For those seeking higher growth ceilings and more potential to snag a steeper discount to intrinsic value, the mid-caps are definitely worth pursuing, especially if you’re in the belief that we’ll be in for much lower rates. It’s hard to forecast just how many times the Bank of Canada (and the Fed in the U.S.) will cut rates.
Either way, I think the mid-cap universe is a great place to look if you’re becoming a bit worried that valuations on the large-caps are growing extended after the September rally, which might end with a painful pullback.
Badger Infrastructure Solutions
Badger Infrastructure Solutions (TSX:BDGI) is a standout mid-cap that has risen an impressive 62% year to date. With shares slipping 3% on Tuesday’s downbeat session following the Fed’s comments that stocks are “highly valued” after the latest run-up, I’d look to think carefully about buying incrementally on the way down. Given the momentum behind BDGI, I’d look to be a very gradual buyer, as shares could come in quite quickly. Indeed, explosive rallies can precede devastating plunges.
In any case, I find the soil excavation (daylighting) service provider to be attractively valued at a 25.9 times trailing price-to-earnings (P/E) ratio, given its improved operating efficiencies and industry tailwinds. As for an entry point, I’d look to get in at around $54 per share, where there’s a relatively steady level of support.
While I am a fan of the business, its vastly improved fundamentals, and fleet expansion plans for the year ahead, Badger stands out as more of a long-term winner (think the next five to eight years) that could take a bigger hit to the chin than the broader market if we are headed for a correction. As rates decline and demand for Badger’s services remains strong amid robust infrastructure spending, I’d not be afraid to be a buyer of any amplified weakness after such a historic six-month run.
Spin Master
Spin Master (TSX:TOY) is more of a deep-value play for investors with the patience and stomach to ride out the remainder of the sell-off. It’s hard to say if the stock, which is down 63% from its all-time high, has bottomed out yet. Regardless, I view the toymaker as a fantastic value, especially as the solid digital business looks to give margins a bit of a lift.

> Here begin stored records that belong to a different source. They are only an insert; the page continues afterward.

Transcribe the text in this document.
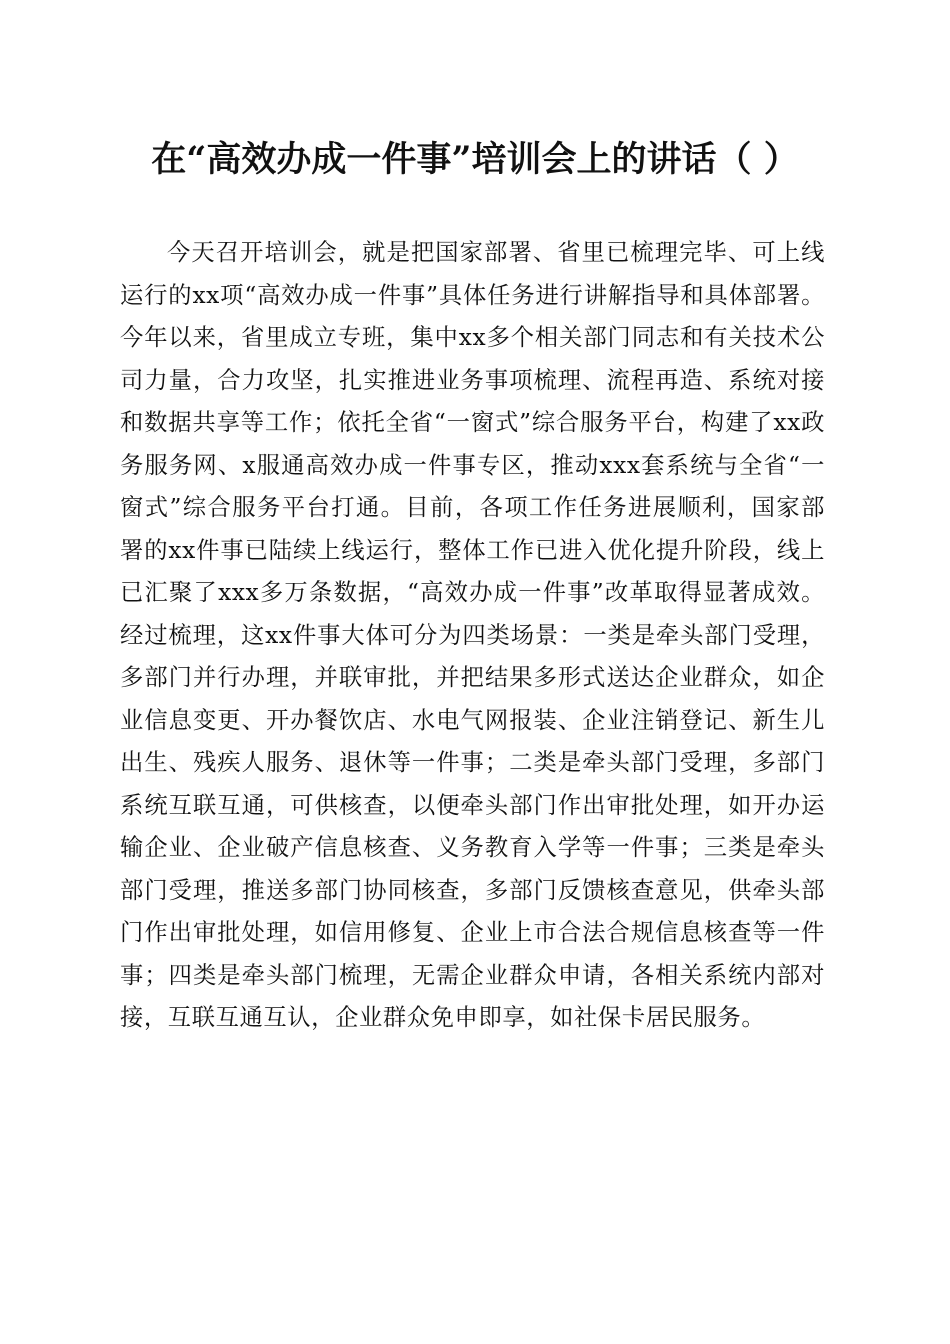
在“高效办成一件事”培训会上的讲话（ ）

今天召开培训会，就是把国家部署、省里已梳理完毕、可上线运行的xx项“高效办成一件事”具体任务进行讲解指导和具体部署。今年以来，省里成立专班，集中xx多个相关部门同志和有关技术公司力量，合力攻坚，扎实推进业务事项梳理、流程再造、系统对接和数据共享等工作；依托全省“一窗式”综合服务平台，构建了xx政务服务网、x服通高效办成一件事专区，推动xxx套系统与全省“一窗式”综合服务平台打通。目前，各项工作任务进展顺利，国家部署的xx件事已陆续上线运行，整体工作已进入优化提升阶段，线上已汇聚了xxx多万条数据，“高效办成一件事”改革取得显著成效。经过梳理，这xx件事大体可分为四类场景：一类是牵头部门受理，多部门并行办理，并联审批，并把结果多形式送达企业群众，如企业信息变更、开办餐饮店、水电气网报装、企业注销登记、新生儿出生、残疾人服务、退休等一件事；二类是牵头部门受理，多部门系统互联互通，可供核查，以便牵头部门作出审批处理，如开办运输企业、企业破产信息核查、义务教育入学等一件事；三类是牵头部门受理，推送多部门协同核查，多部门反馈核查意见，供牵头部门作出审批处理，如信用修复、企业上市合法合规信息核查等一件事；四类是牵头部门梳理，无需企业群众申请，各相关系统内部对接，互联互通互认，企业群众免申即享，如社保卡居民服务。
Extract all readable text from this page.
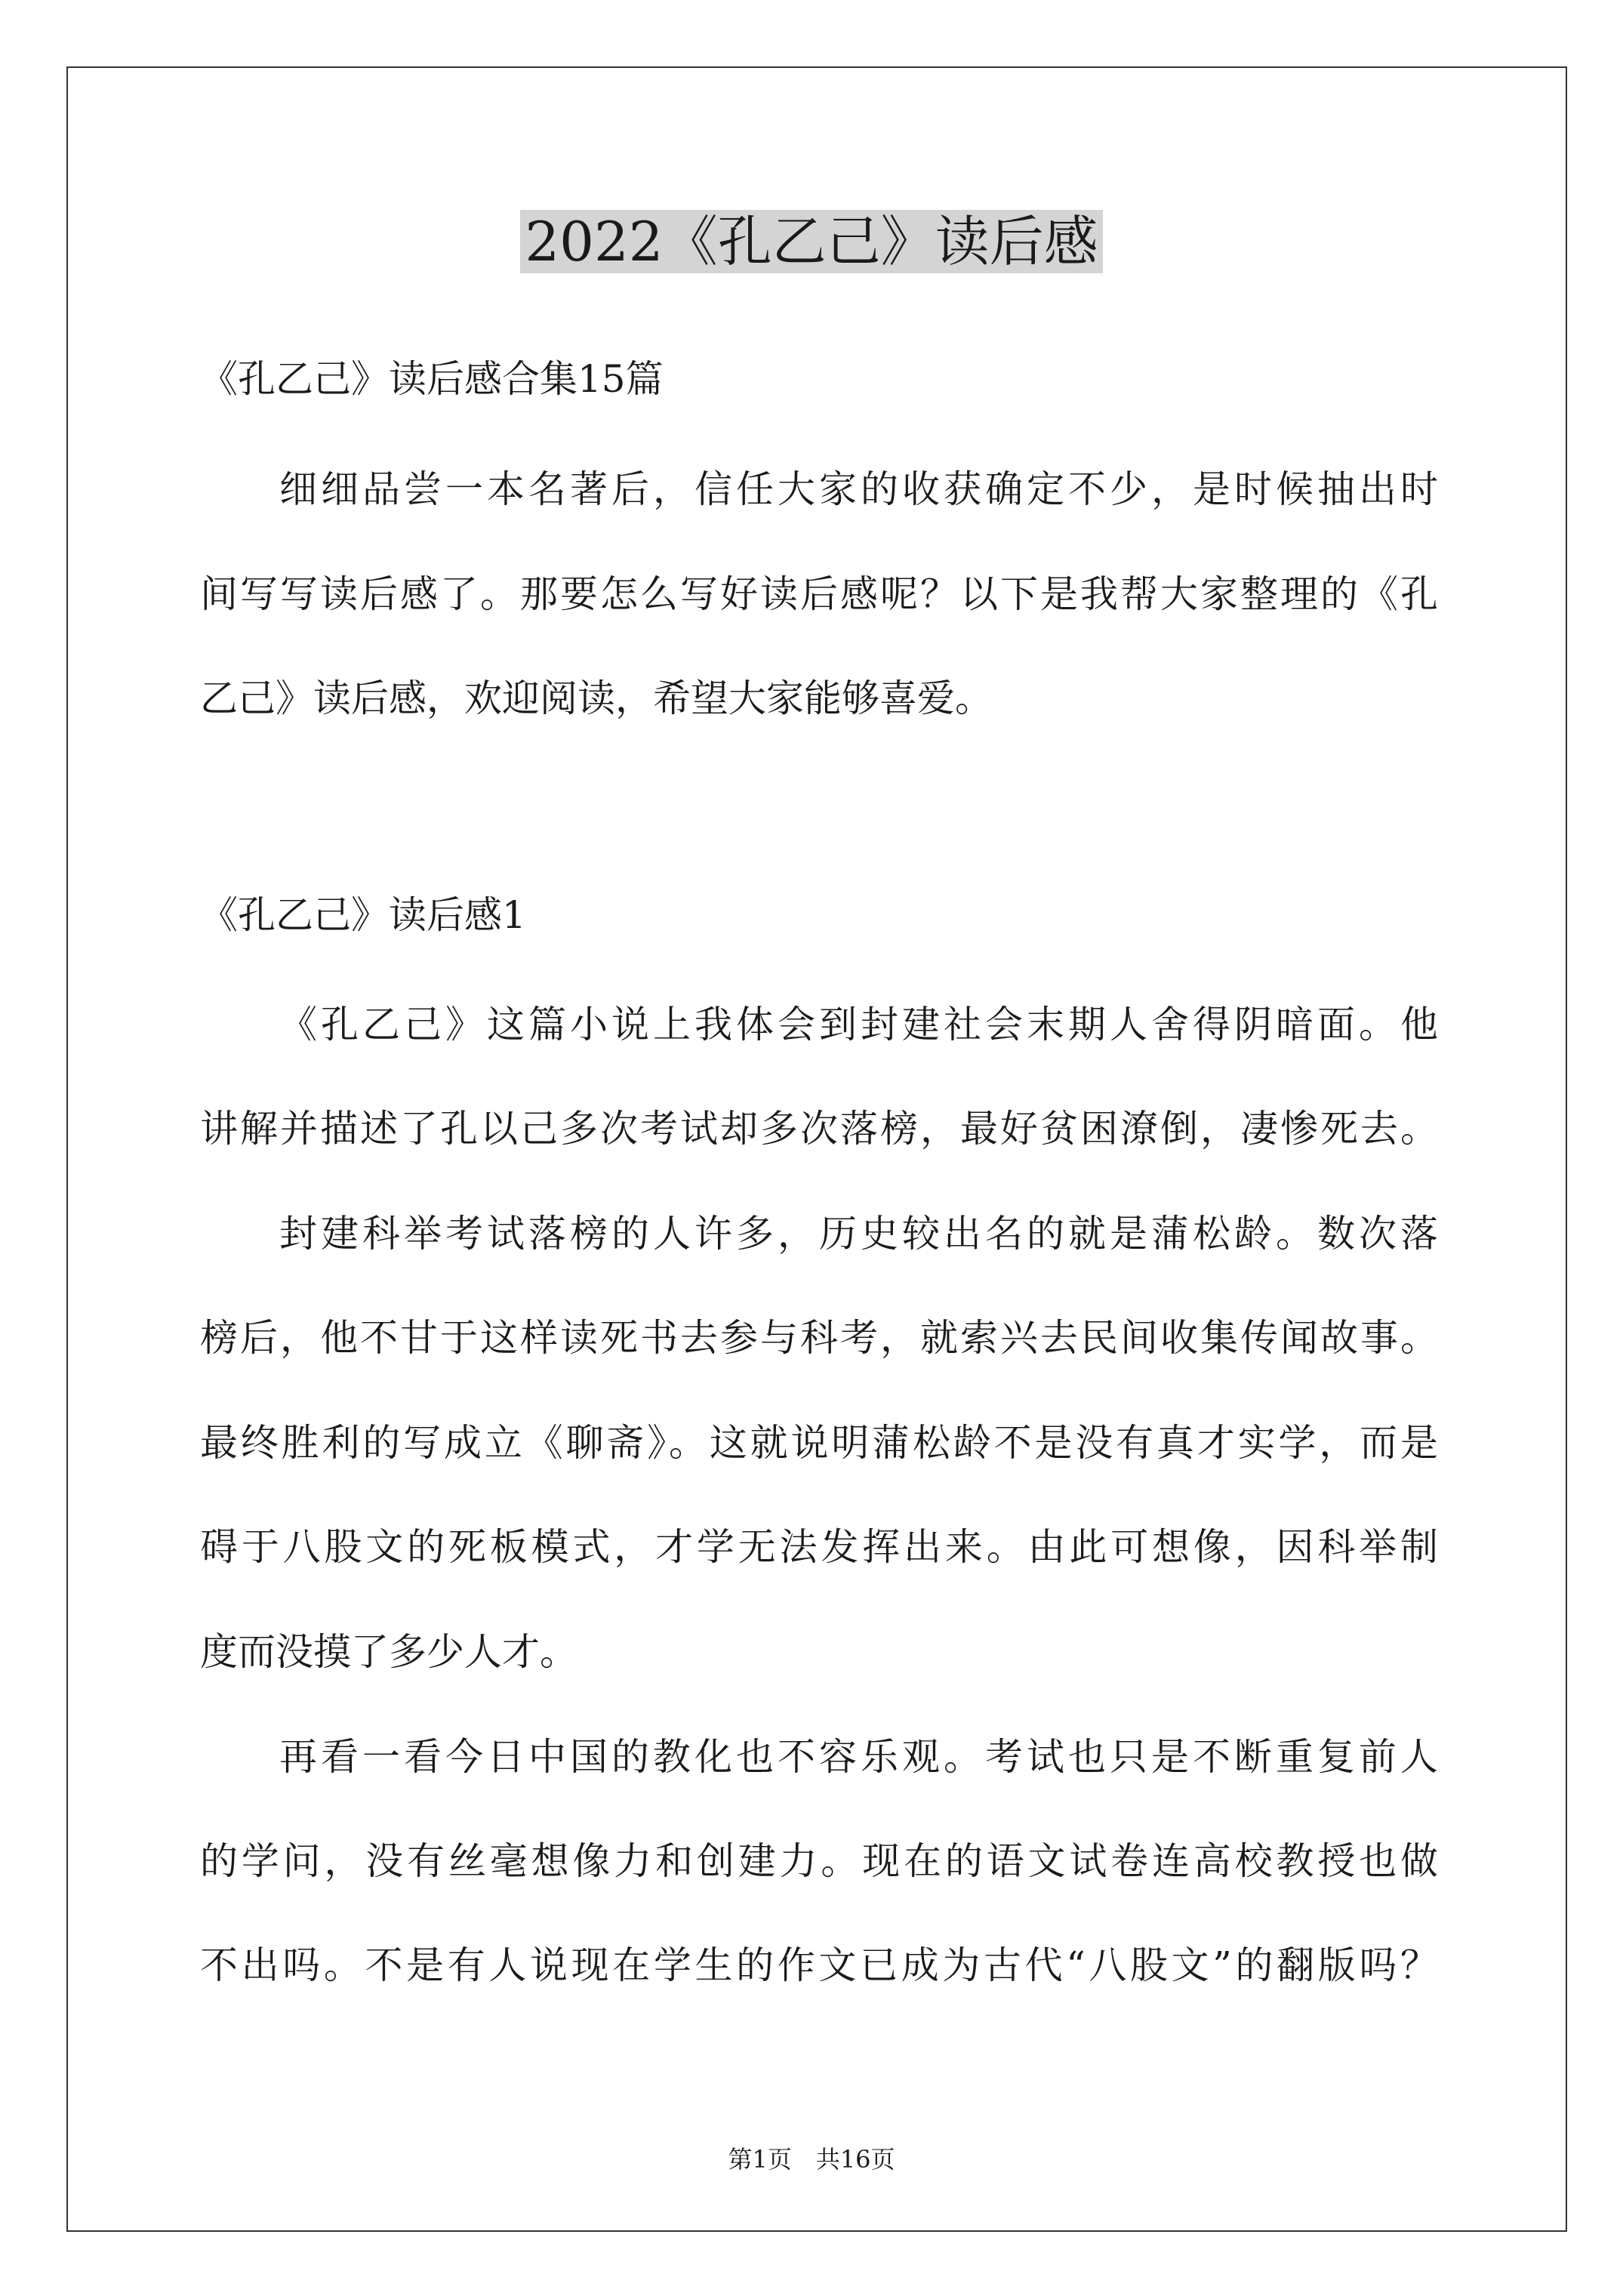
2022《孔乙己》读后感
《孔乙己》读后感合集15篇
细细品尝一本名著后，信任大家的收获确定不少，是时候抽出时
间写写读后感了。那要怎么写好读后感呢？以下是我帮大家整理的《孔
乙己》读后感，欢迎阅读，希望大家能够喜爱。
《孔乙己》读后感1
《孔乙己》这篇小说上我体会到封建社会末期人舍得阴暗面。他
讲解并描述了孔以己多次考试却多次落榜，最好贫困潦倒，凄惨死去。
封建科举考试落榜的人许多，历史较出名的就是蒲松龄。数次落
榜后，他不甘于这样读死书去参与科考，就索兴去民间收集传闻故事。
最终胜利的写成立《聊斋》。这就说明蒲松龄不是没有真才实学，而是
碍于八股文的死板模式，才学无法发挥出来。由此可想像，因科举制
度而没摸了多少人才。
再看一看今日中国的教化也不容乐观。考试也只是不断重复前人
的学问，没有丝毫想像力和创建力。现在的语文试卷连高校教授也做
不出吗。不是有人说现在学生的作文已成为古代“八股文”的翻版吗？
第1页　共16页
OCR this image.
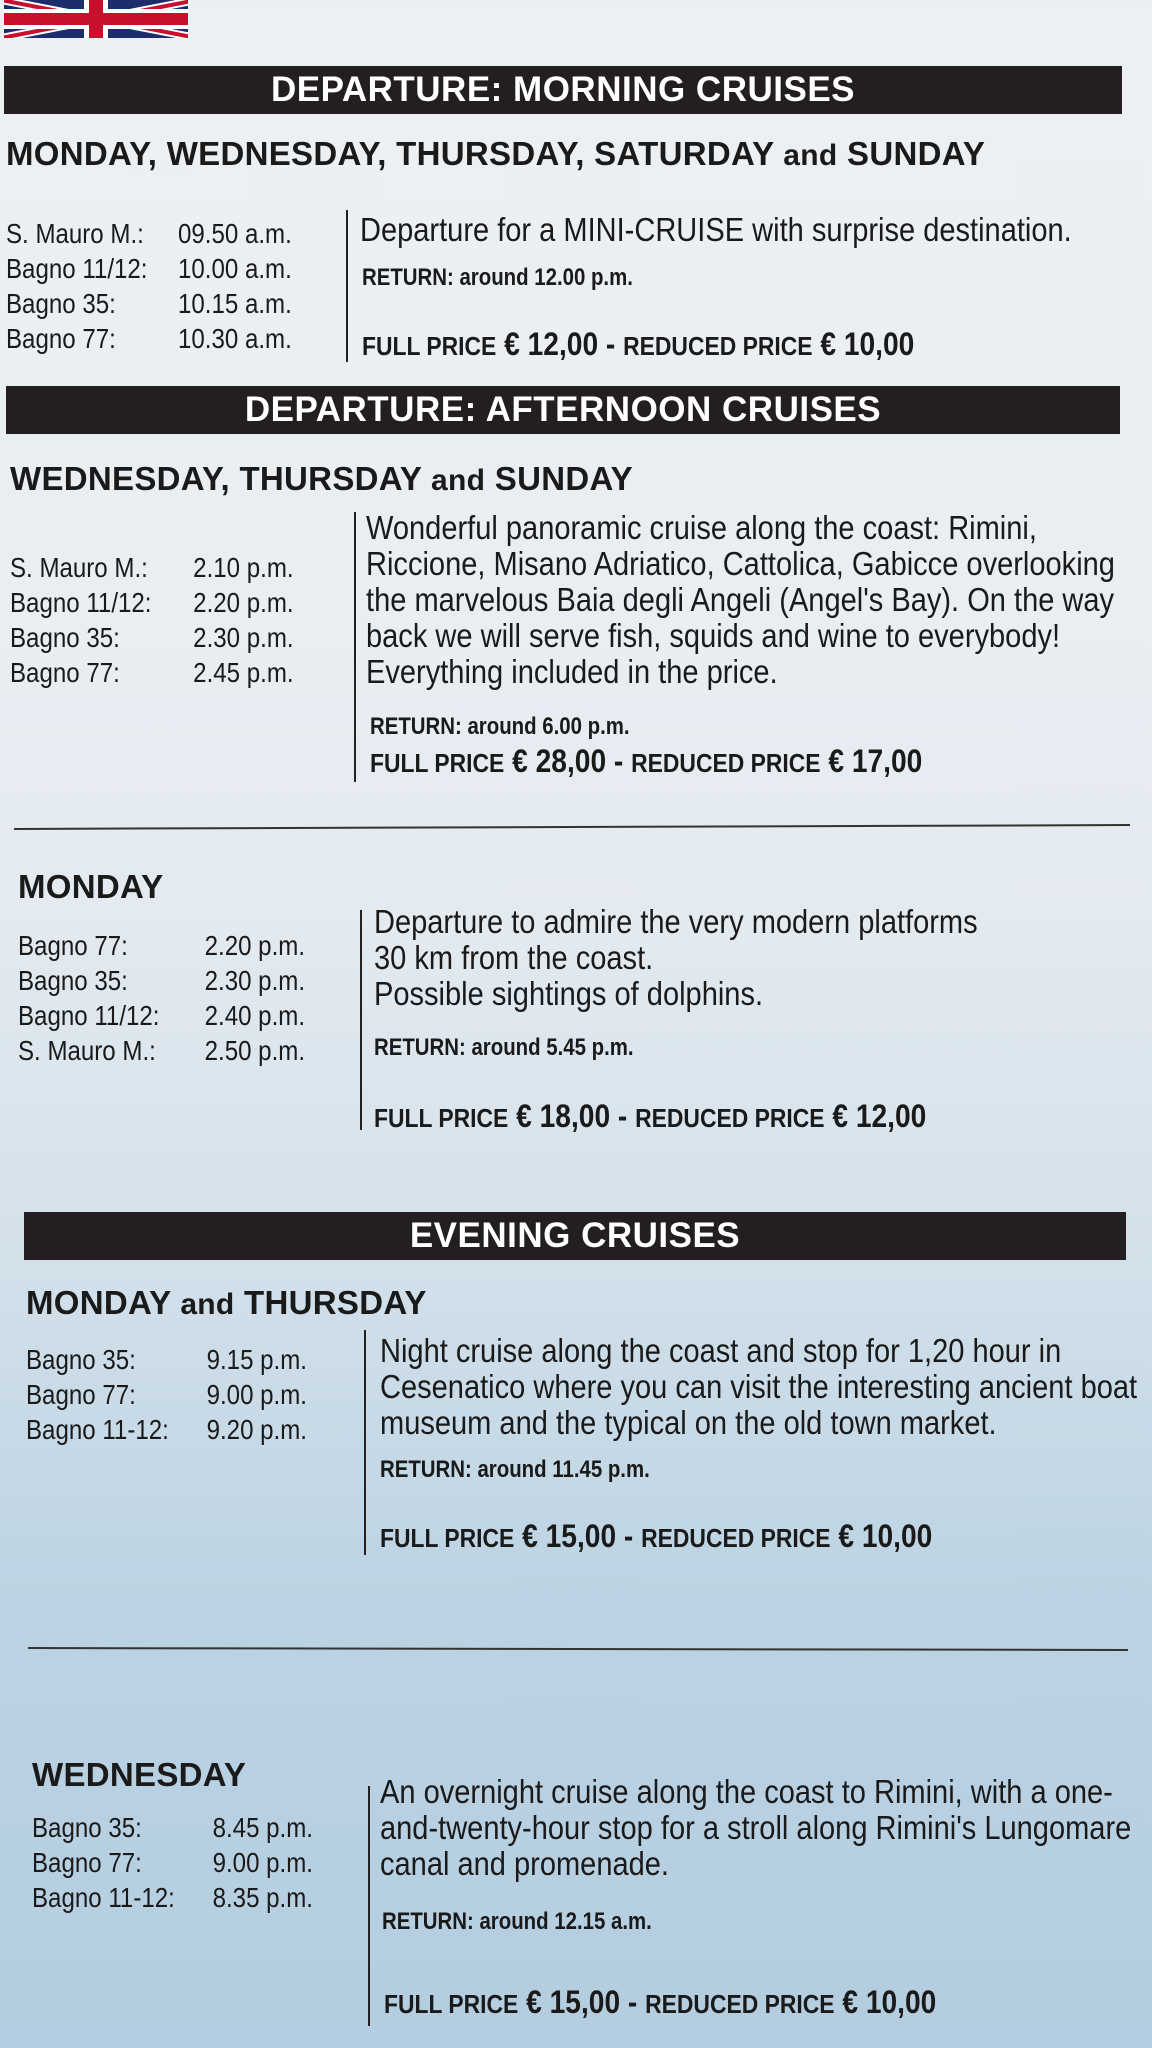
DEPARTURE: MORNING CRUISES
MONDAY, WEDNESDAY, THURSDAY, SATURDAY and SUNDAY
S. Mauro M.: 09.50 a.m.
Bagno 11/12: 10.00 a.m.
Bagno 35: 10.15 a.m.
Bagno 77: 10.30 a.m.
Departure for a MINI-CRUISE with surprise destination.
RETURN: around 12.00 p.m.
FULL PRICE € 12,00 - REDUCED PRICE € 10,00
DEPARTURE: AFTERNOON CRUISES
WEDNESDAY, THURSDAY and SUNDAY
S. Mauro M.: 2.10 p.m.
Bagno 11/12: 2.20 p.m.
Bagno 35:	2.30 p.m.
Bagno 77:	2.45 p.m.
Wonderful panoramic cruise along the coast: Rimini, Riccione, Misano Adriatico, Cattolica, Gabicce overlooking the marvelous Baia degli Angeli (Angel's Bay). On the way back we will serve fish, squids and wine to everybody! Everything included in the price.
RETURN: around 6.00 p.m.
FULL PRICE € 28,00 - REDUCED PRICE € 17,00
MONDAY
Bagno 77:	2.20 p.m.
Bagno 35:	2.30 p.m.
Bagno 11/12: 2.40 p.m.
S. Mauro M.: 2.50 p.m.
Departure to admire the very modern platforms
30 km from the coast.
Possible sightings of dolphins.
RETURN: around 5.45 p.m.
FULL PRICE € 18,00 - REDUCED PRICE € 12,00
EVENING CRUISES
MONDAY and THURSDAY
Bagno 35:	9.15 p.m.
Bagno 77:	9.00 p.m.
Bagno 11-12: 9.20 p.m.
Night cruise along the coast and stop for 1,20 hour in Cesenatico where you can visit the interesting ancient boat museum and the typical on the old town market.
RETURN: around 11.45 p.m.
FULL PRICE € 15,00 - REDUCED PRICE € 10,00
WEDNESDAY
Bagno 35:	8.45 p.m.
Bagno 77:	9.00 p.m.
Bagno 11-12: 8.35 p.m.
An overnight cruise along the coast to Rimini, with a one-and-twenty-hour stop for a stroll along Rimini's Lungomare canal and promenade.
RETURN: around 12.15 a.m.
FULL PRICE € 15,00 - REDUCED PRICE € 10,00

Amidst tariff turbulence and significant changes in upper management, TOY stock appears to be more of a wait-and-see play. And while a pick-up in consumer spending would probably be needed to fuel a comeback, I see the portfolio of brands (think PAW Patrol, Gund, and Etch-a-Sketch) as having staying power. I’m also a big fan of the innovative new trends that could boost toy sales. At 8.1 times forward P/E, I’d buy, hold, and ride out the waves. Spin is not a value trap, in my view. It’s a name that investors have been too quick to give up on amid rising headwinds.
Lower rates and a boost in the labour market might be enough to power TOY stock to an epic recovery. For now, the name remains off the radar of most. But I wouldn’t sleep on the name heading into a holiday season with very low expectations.